Desporto

Ministério vai reabilitar infra-estruturas na ZEE

Teresa Luís

A recuperação das instalações desportivas na Zona Económica Especial (ZEE), localizada em Viana, constam das prioridades do Ministério da Juventude e Desportos (Minjud), anunciou ontem, a directora para infra-estruturas, Lizeth Fernandes.

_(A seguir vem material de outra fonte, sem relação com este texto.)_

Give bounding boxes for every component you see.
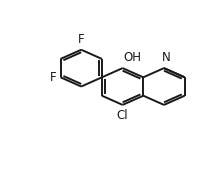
Text: N: N — [162, 51, 171, 64]
Text: F: F — [50, 71, 56, 84]
Text: OH: OH — [124, 51, 142, 64]
Text: Cl: Cl — [117, 109, 128, 122]
Text: F: F — [78, 33, 84, 46]
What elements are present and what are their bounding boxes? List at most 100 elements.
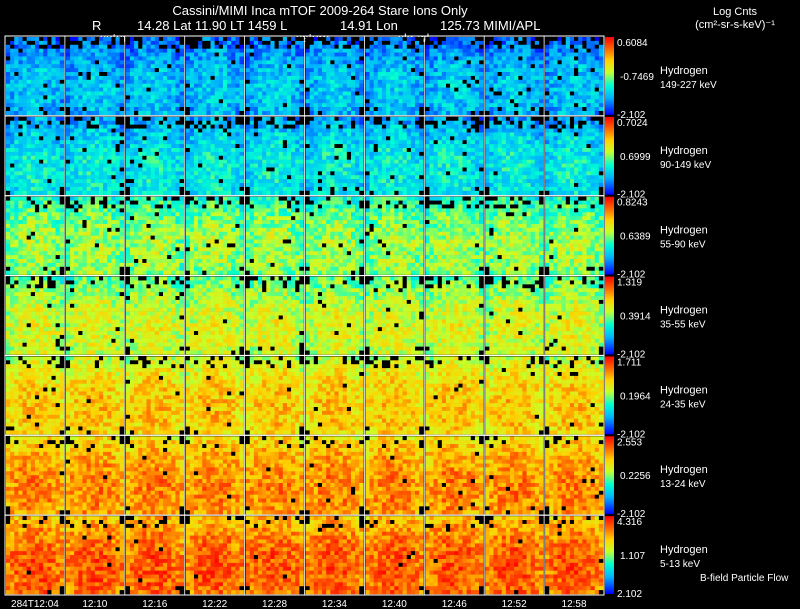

Reunião de quadros do pelouro anunciou as actividades prioritárias até ao fim deste ano
Fotografia: Dombele Bernardo | Edições Novembro

A prioridade foi revelada durante o XI Conselho Consultivo Alargado, realizado no município de Cacuaco. O estado das instalações juvenis e desportivas foi o tema que mais suscitou a intervenção dos participantes, a par da participação de Angola nos Jogos da Região Cinco.
A dirigente realçou terem recebido propostas de algumas empresas para a reabilitação das infra-estruturas.
“Nesta fase estamos a analisar os documentos, e depois vamos remetê-los para apreciação superior. Queremos recuperá-las ainda este ano. A melhor proposta, em termos individual, seguramente vai merecer a nossa atenção”.
Um estádio de futebol sete, duas quadras multiusos, uma piscina de 30 metros e alojamentos fazem parte do pacote entregue ao Ministério. “Infelizmente as quadras não têm as medidas ideais. Vão ser partidas, para criar apenas uma. Vai ser construída a se-gunda no espaço já indicado. Por outro lado, vamos fazer uma pista de atletismo e um campo de futebol. A piscina de 30 metros vai ser reduzida para 25”, explicou.
Durante a sua explanação, Lizeth Fernandes afirmou que os quatro multiusos construídos em 2007, por ocasião do Afrobasket, nas províncias de Cabinda, Huambo, Benguela e Huíla, se encontram em avançado estado de degradação.
 Segundo a dirigente, o mesmo pode dizer-se em relação aos estádios construídos em 2010, por ocasião da disputa do CAN de futebol, e do pavilhão erguido em 2013, na província de Malanje para o Mundial de hóquei em patins.
“Problemas de infiltração de água e combustível, fissuras, falta de segurança, balneários e assentos vandalizados, rede eléctrica danificada, relva inexistente, placares electrónicos inoperantes, são  a realidade em quase todas as províncias”, disse a directora.
Para contrapor o quadro actual, Lizeth Fernandes su-geriu aos presentes a encontrarem soluções através da planificação, manutenção e formação.
 “Urge a necessidade de traçarmos um plano de gestão, com aposta na manutenção dos estádios, visando a rentabilização dos mesmos. Em termos de manutenção, poupar  não significa ganhar. Às vezes a busca pelo baixo custo dá lugar à fraca qualidade das instalações e clientes insatisfeitos. Os recintos precisam de ser auto-sustentáveis, com vista ao melhor aproveitamento”, frisou.
Relativamente à participação de Angola na oitava edição dos Jogos da SADC, o director nacional dos Desportos, Nicolau Daniel, explicou que a prova vai decorrer de 7 a 17 de Dezembro, no Botswana, cujo chefe de missão é o secretário-geral do Comité Paralímpico Angolano, António da Luz.
“Nesta fase, o pagamento da taxa de inscrição está na ordem dos noventa por cento. A missão angolana será composta por 180 elementos. Infelizmente a ginástica foi retirada do grupo de modalidades”.
A prova regional é disputada nas disciplinas de atletismo, basquetebol, natação, boxe, voleibol, futebol, judo, atletismo adaptado, netbol e ténis. Nicolau Daniel fez um balanço positivo da participação de Angola nos Jogos da CPLP, onde os atletas mantiveram o terceiro lugar da edição passada.
Quanto à prestação das distintas selecções nas competições internacionais, o director afirmou que há progressão em termos de resultados. “Este ano conquistámos 99 medalhas, contra as 39 do ano passado. Por isso, vamos continuar a apoiar as modalidades  individuais”.
O estado da medicina desportiva, estatísticas médicas e a proposta de anti-dopagem também foram abordadas no encontro.